Martin Mlecko – "...den Rest muss dann jeder selbst entscheiden"

Die Dorothée Nilsson Gallery präsentiert die Ausstellung "...den Rest muss dann jeder selbst entscheiden" von Martin Mlecko (1951 – 2016). Die Ausstellung zeigt Arbeiten aus verschiedenen Serien und Medien, wie Film und Fotografie.

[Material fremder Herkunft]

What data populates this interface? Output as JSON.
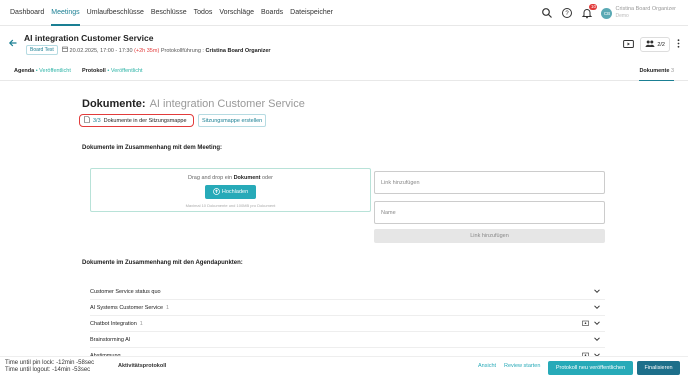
{
  "nav": {
    "items": [
      "Dashboard",
      "Meetings",
      "Umlaufbeschlüsse",
      "Beschlüsse",
      "Todos",
      "Vorschläge",
      "Boards",
      "Dateispeicher"
    ],
    "active_index": 1
  },
  "topright": {
    "notification_count": "10",
    "avatar_initials": "CB",
    "user_name": "Cristina Board Organizer",
    "user_role": "Demo"
  },
  "meeting": {
    "title": "AI integration Customer Service",
    "tag": "Board Test",
    "date": "20.02.2025, 17:00 - 17:30",
    "overtime": "(+2h 35m)",
    "protokoll_label": "Protokollführung :",
    "protokoll_person": "Cristina Board Organizer",
    "participants": "2/2"
  },
  "subnav": {
    "agenda_label": "Agenda",
    "agenda_status": "Veröffentlicht",
    "protokoll_label": "Protokoll",
    "protokoll_status": "Veröffentlicht",
    "dokumente_label": "Dokumente",
    "dokumente_count": "3"
  },
  "main": {
    "title_label": "Dokumente:",
    "title_meeting": "AI integration Customer Service",
    "mappe_count": "3/3",
    "mappe_text": "Dokumente in der Sitzungsmappe",
    "mappe_create": "Sitzungsmappe erstellen",
    "section_meeting": "Dokumente im Zusammenhang mit dem Meeting:",
    "drop_prefix": "Drag and drop ein",
    "drop_bold": "Dokument",
    "drop_suffix": "oder",
    "upload_label": "Hochladen",
    "drop_hint": "Maximal 10 Dokumente und 100MB pro Dokument",
    "link_placeholder": "Link hinzufügen",
    "name_placeholder": "Name",
    "link_button": "Link hinzufügen",
    "section_agenda": "Dokumente im Zusammenhang mit den Agendapunkten:",
    "agenda_items": [
      {
        "label": "Customer Service status quo",
        "count": ""
      },
      {
        "label": "AI Systems Customer Service",
        "count": "1"
      },
      {
        "label": "Chatbot Integration",
        "count": "1"
      },
      {
        "label": "Brainstorming AI",
        "count": ""
      },
      {
        "label": "Abstimmung",
        "count": ""
      }
    ]
  },
  "bottom": {
    "pin_lock_label": "Time until pin lock:",
    "pin_lock_value": "-12min -58sec",
    "logout_label": "Time until logout:",
    "logout_value": "-14min -53sec",
    "aktivitaet": "Aktivitätsprotokoll",
    "ansicht": "Ansicht",
    "review": "Review starten",
    "publish": "Protokoll neu veröffentlichen",
    "finalize": "Finalisieren"
  },
  "colors": {
    "accent": "#1a7f93",
    "published": "#2bb3a6",
    "button": "#27aab8",
    "alert": "#e23b3b"
  }
}
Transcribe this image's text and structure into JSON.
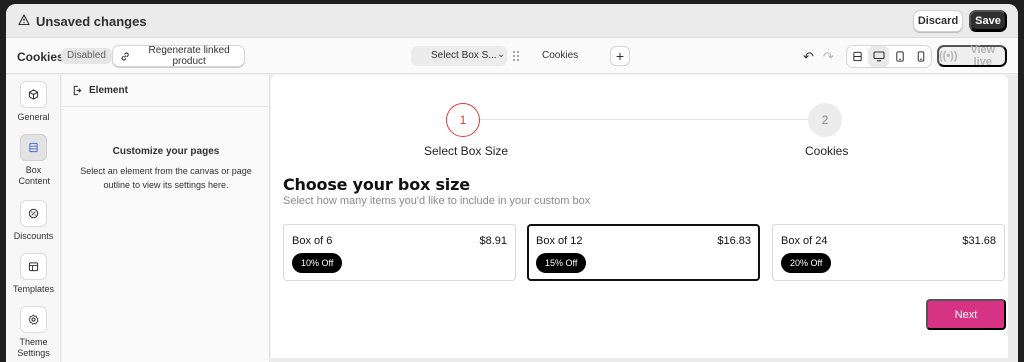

Martin Mlecko (1951 -– 2016) begriff die Kunst als letzten utopischen Raum. Er hielt es für notwendig, dass Künstler*innen aktiv in gesellschaftliche und politische Prozesse eingreifen. Mit dieser Haltung realisierte er seit den späten 1980er Jahren eine Reihe kollaborativer Projekte, die sich gegen die Verödung des gemeinschaftlichen Lebens, den Verlust gewachsener sozialer Orte und die Gier nach Profit stellten. Zugleich entstand ein fotografisches und filmisches Werk, das dem Geist dieser Projekte folgte.
Nach Seereisen auf Fracht- und Forschungsschiffen, die ihn bis in die arktische See und den Pazifik führten, konzentrierte er sich zunehmend auf Bilder des Rückzugs. Das Private und seine Bedingungen wurden zum bestimmenden Thema. War es für viele Jahre der öffentliche Raum, der Mlecko interessierte, widmete er sich schließlich der Beobachtung des individuellen Lebens und dessen Ausgestaltung. Die Speicher persönlicher Erinnerungen, von Emotionen und des Selbstbewusstseins, das alltäglich in eine unendliche Anzahl von Entscheidungen einfließt – und dort sehr folgenreich sein kann – wurden zum Motiv.
Arbeiten aus diesem Kontext sind Bild gewordene Chiffren eines breiten sozialromantischen Oeuvres. Mlecko gab damit vielfältige Hinweise. „Den Rest“, so fand er, „muss dann jeder selber entscheiden.“

Martin Mlecko war ein deutscher investigativer Fotograf, Konzeptkünstler und Filmemacher. Sein fotografisches Oeuvre ist eine Sammlung von Serien, ohne selbst seriell zu sein. Er ist sowohl Reisender als auch Beobachter, dessen kreative Schöpfungen sich einer Einordnung in die klar definierten Schubladen des Kunstbetriebs entziehen. Zu seinen Kunstformen gehörten großformatige Installationen und Dokumentationen, sowohl gegenständlich als auch abstrakt. Er lehrte an der Kunsthochschule Berlin-Weißensee inszenierte Fotografie.

von Wolfgang Schöddert

In der Serie Die Dinge des Lebens dokumentiert Martin Mlecko eine stille Gemeinschaft mit den Dingen. Auch wenn die Dinge, mit denen er uns - nacheinander und in einem einheitlichen Bildformat präsentiert - konfrontiert, zu seinem persönlichen Besitz gehören, hat er den Titel der Serie zu Recht mit einem Anspruch auf Verallgemeinerung formuliert. Denn jeder von uns besitzt Gegenstände, die ihn im Laufe eines Jahres oder gar eines ganzen Lebens begleitet haben; in manchen Fällen handelt es sich um eine kleine Anzahl liebgewonnener Dinge, in anderen Fällen um eine überraschende Vielzahl. Der ständige Kontakt mit einem bestimmten Objekt, die mit ihm "geteilten" Erfahrungen oder die Geschichte, die mit ihm verbunden ist oder gar zu ihm wird, bilden Ausgangspunkte für die Entwicklung einer emotionalen Beziehung zu einem eigentlich leblosen Ding.
Mit seinen Sequenzen von Schwarz-Weiß-Fotografien, die allerlei Dinge zeigen, die ihn in seinem Atelier oder zu Hause umgeben, hat Mlecko eine eindrucksvoll verdichtete Form der Bildsprache gefunden, um genau dieser Fragestellung nachzugehen und den Betrachter an der Erforschung der eigenen ästhetischen Verhältnisse teilhaben zu lassen.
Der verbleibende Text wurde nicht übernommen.